The Wine Trials 2010
($15) By Goldstein and Herschkowitsch
Robin Goldstein may know more about cheap wine than anyone else. He is the co-author and guiding force of “The Wine Trials 2010”, the second edition of the book that rates 150 of the best wines in the world that cost less than $15. His method – blind tastings – and his results – cheap wines that have fared significantly better than more famous and more expensive ones – have infuriated the mainstream wine world. One eminent wine writer went so far as to call Goldstein’s approach “almost an anti-intellectual position.”
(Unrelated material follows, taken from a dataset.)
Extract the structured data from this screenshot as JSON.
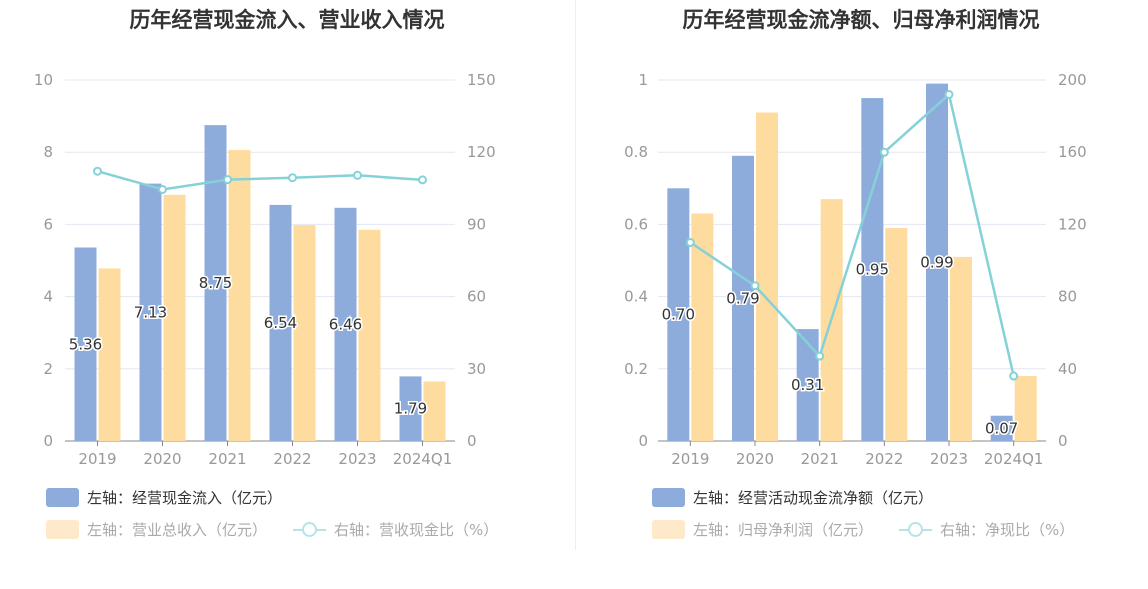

Which is an interesting thing to say, given that the book has a scientific advisory board and 30 footnotes, in addition to the 150 wine ratings. (Full disclosure: I participated in one of the blind tasting panels for the first edition in 2008.)
More than anyone else, the mainstream wine world, which has so much invested in the concept that expensive wine is always better than less expensive wine, doesn’t like the idea that a wine can’t be judged by its price. I don’t know that I agree with all 150 wines in the book (and I’ve tasted all but 25 or so); many simple, fruity wines did better than they should have, and there aren’t enough roses again this year. But Goldstein’s concept is sound. Price is a better guide to quality than a cute label, but it’s not the be-all and end-all the experts want us to think it is.
Here are some of my favorites from this year’s selections:
- Rene Barbier Mediterranean White (about $6). Chill this, and drink it when the summer heat drives you crazy. I tasted it with some wine types when I did a story about $6 wine a couple of years ago, and we were stunned at how well-made it was.
- Falesco Vitiano Red (about $12). One of my all-time favorite wines – bring on the red sauce and Italian sauces, and marvel that a wine this well-made could be this inexpensive.
- Casteller Cava (about $12). This sparkling wine from Spain is a step up from $8 cavas like Cristalin0 – a little richer and a little less tight (a wine term that denotes where the flavors seem crammed together.)